De per 1 januari 2021 gestarte Compliance officer heeft de naleving van de Gedragscode 2020 getoetst en op basis van de verschafte informatie is geen overtreding van de Gedragscode geconstateerd.

Eind 2019 is de Compliance Questionnaire (CQ) uitgezet naar de pensioenuitvoerder, de vermogensbeheerder en de custodian.

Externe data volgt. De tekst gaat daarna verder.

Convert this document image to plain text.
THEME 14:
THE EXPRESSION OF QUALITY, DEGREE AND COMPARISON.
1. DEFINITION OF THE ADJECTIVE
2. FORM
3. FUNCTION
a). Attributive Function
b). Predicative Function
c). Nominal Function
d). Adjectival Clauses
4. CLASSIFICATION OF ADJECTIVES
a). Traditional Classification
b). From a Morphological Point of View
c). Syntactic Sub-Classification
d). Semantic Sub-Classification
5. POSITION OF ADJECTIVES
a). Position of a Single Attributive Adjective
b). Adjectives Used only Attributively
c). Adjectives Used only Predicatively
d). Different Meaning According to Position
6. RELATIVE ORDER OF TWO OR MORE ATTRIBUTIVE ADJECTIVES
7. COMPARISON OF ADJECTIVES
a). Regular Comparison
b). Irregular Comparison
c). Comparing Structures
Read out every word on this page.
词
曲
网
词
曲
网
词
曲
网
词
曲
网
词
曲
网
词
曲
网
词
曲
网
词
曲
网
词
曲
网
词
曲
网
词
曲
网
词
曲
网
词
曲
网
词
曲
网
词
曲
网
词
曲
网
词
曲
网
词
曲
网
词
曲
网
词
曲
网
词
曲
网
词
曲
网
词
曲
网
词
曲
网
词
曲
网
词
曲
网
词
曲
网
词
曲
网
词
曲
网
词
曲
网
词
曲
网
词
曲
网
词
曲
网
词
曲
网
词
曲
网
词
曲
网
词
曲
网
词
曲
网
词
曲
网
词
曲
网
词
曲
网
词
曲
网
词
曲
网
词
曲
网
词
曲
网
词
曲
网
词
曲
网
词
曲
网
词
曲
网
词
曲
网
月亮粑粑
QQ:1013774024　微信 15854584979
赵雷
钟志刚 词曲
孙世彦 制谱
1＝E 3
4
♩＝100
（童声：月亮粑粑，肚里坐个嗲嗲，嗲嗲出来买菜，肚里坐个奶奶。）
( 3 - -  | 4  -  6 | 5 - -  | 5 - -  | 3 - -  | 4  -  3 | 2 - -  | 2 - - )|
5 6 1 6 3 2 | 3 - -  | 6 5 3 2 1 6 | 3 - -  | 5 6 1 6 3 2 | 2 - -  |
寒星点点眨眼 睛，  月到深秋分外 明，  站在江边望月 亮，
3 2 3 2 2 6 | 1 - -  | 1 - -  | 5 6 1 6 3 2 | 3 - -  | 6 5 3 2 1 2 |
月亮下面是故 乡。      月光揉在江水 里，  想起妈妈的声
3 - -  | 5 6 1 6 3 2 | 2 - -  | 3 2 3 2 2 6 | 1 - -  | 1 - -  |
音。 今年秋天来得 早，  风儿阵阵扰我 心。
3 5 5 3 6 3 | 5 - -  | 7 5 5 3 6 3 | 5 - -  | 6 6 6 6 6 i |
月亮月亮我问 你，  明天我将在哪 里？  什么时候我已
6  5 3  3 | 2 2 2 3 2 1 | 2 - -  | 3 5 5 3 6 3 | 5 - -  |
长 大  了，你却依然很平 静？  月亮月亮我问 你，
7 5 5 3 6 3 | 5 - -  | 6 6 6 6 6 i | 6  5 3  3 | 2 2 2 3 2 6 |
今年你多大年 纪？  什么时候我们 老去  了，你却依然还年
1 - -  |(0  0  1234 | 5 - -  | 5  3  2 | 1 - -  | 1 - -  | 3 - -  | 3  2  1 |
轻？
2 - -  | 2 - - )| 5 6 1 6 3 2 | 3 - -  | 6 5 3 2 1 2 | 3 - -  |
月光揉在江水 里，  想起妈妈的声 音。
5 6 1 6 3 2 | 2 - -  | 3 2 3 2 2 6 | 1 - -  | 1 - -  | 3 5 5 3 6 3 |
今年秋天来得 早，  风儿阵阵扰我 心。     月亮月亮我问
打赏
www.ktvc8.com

Deze Questionnaire dient ertoe om met betrekking tot de uitbestede partijen inzicht te krijgen in hoeverre zij voldoen aan de wet- en regelgeving die van toepassing is op de uitbestede processen. In de CQ zijn derhalve vragen gesteld m.b.t. integriteit, beloning, gedragscode, conflict of interest, klokkenluidersregeling, incidenten, fraude en dergelijke. Voorts is ook gevraagd naar beleid en procedures, zodat ook kan worden nagegaan in hoeverre zij beschikken over een “control environment”. De partijen hebben in 2020 aangegeven te voldoen aan de toepasselijke wetgeving met betrekkingen tot hun dienstverlening. Er heeft zich geen fraude voorgedaan in relatie met de dienstverlening aan het Fonds. Voorts wordt voldaan aan de sanctiewetgeving, worden medewerkers uitgebreid gescreend bij aanvang van de werkzaamheden, wordt de gebruikelijke scheiding van taken aangebracht en wordt het vier ogen principe toegepast.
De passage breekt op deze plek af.